まさかここにも存在しているとは思わなかった。
そしてその門を先代白蛇が出てきたであろう洞窟の前に設置するなんて……。
信仰しているとは思えない待遇だな。
「なんで閉じ込める風にしてあるんだ?」
「覚えておられますかな。先代白蛇様は呪う技能をお持ちだったとされていることを」
「あ、そういえば……」
「儂が子供の頃、この祠をどうするかと議論していたことがあります。結局呪いが恐ろしいので封じてしまおうとなったのですが、白蛇様が残してくれた技術は素晴らしかった。故にこうして今も語り継がれているのです。恐ろしい技能を持った、素晴らしい蛇様だと」
なるほどね……。
そういえばそれで天打が腹を切ろうとしたんだっけ。
いや、懐かしっ。
本当に初期の初期の話じゃんね。
でもダチアの話を聞いている限り、そんな技能は持っていないし誰かに使う風でもなかったな。

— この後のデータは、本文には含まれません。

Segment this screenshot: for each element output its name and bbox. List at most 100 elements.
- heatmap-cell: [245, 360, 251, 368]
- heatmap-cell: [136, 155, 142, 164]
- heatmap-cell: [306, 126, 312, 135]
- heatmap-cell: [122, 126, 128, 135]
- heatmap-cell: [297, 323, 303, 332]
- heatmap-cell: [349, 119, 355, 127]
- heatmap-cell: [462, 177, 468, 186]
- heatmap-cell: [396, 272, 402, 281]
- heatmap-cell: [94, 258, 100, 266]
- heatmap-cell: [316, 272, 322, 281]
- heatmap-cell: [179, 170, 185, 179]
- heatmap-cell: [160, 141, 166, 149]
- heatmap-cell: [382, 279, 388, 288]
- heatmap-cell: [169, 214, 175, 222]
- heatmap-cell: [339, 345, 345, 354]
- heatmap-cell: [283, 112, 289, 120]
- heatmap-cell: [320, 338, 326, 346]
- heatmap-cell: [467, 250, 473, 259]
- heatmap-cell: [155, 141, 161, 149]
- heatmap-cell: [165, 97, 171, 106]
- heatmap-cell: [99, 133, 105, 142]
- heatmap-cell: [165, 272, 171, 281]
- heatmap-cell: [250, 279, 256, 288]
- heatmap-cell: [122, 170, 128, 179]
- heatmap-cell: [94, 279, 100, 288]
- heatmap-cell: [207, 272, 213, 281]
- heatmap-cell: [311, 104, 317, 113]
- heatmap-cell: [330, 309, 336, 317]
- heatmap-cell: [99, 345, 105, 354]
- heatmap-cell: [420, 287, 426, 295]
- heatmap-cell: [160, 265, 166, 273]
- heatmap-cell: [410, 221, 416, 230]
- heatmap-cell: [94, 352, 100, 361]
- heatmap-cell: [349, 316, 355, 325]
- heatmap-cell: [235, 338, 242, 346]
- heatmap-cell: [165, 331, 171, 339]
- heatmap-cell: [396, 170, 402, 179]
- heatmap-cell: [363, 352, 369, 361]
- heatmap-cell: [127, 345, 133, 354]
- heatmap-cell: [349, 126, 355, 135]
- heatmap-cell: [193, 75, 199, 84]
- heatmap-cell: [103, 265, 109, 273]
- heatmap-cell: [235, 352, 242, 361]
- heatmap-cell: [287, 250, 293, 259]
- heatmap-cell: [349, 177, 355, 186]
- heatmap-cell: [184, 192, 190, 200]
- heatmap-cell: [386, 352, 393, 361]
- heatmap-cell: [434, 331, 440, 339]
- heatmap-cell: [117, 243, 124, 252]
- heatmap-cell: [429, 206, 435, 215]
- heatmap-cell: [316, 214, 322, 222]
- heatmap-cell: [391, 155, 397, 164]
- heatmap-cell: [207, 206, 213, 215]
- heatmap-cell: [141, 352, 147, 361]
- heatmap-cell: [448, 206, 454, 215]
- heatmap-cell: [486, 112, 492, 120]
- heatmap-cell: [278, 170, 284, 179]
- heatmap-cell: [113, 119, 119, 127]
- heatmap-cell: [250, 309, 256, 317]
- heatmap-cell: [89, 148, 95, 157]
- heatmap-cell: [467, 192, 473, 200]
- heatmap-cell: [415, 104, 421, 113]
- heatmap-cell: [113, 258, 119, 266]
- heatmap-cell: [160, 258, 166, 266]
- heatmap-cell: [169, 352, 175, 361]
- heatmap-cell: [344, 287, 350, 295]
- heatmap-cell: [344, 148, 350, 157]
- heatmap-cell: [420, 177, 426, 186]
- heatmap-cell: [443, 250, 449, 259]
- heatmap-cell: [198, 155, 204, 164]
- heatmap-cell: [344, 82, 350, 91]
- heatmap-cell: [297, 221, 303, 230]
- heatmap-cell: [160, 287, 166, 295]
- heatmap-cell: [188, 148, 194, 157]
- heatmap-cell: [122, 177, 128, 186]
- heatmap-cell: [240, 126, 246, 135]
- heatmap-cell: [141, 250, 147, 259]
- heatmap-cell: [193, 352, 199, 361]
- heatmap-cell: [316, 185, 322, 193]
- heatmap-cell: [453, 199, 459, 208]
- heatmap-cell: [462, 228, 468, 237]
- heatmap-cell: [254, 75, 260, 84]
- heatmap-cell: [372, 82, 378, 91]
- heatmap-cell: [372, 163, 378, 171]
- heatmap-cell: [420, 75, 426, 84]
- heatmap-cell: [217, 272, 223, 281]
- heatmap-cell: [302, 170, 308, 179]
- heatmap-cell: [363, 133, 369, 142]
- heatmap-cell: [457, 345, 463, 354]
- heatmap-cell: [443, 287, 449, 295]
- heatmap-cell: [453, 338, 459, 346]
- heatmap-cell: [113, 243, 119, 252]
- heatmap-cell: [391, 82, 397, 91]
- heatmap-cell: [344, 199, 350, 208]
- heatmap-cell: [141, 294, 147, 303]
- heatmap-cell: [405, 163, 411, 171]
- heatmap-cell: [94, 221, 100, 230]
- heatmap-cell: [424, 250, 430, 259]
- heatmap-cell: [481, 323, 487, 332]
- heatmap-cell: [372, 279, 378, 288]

皆日輪のことを尊敬していたし、日輪も鬼たちと仲良く過ごしていた。
仮に持っていたとしても、使うといったことはしなかったはずだ。
では何故こういった伝承が残っているのだろう……。
「これは私にも分らんな。ダチアに聞いてみた方がいいかもしれない」
「あいつも分からなさそうだけど」
「それか、この情報自体が嘘なのかもしれない。応龍の決定の代償だよ」
「マジで何でもありになってくるなぁ~。でもそれだと納得できるわ」
「真意はさておき、鳳炎殿。この鍵を」
「うむ」
ライキが鳳炎に鍵束を手渡した。
それで一つ一つの南京錠を開錠していき、最後に閂を取っ払って門を開けた。
するとそこにはぽっかりと空いた穴があり、奥深くへと続いている。
鳳炎がカンテラに灯を灯し、先頭を歩く。
俺がライキの車椅子を押しながら、その後に続いた。
何もない一本道の洞窟が続いていく。
風が抜けているのを感じた。
最奥の方に行けばまた違う場所に出られるのかもしれない。
そんなことを考えながら進んで行くと、少し広い空間に出た。
地底湖が広がっており、水の中は緑色に光っている。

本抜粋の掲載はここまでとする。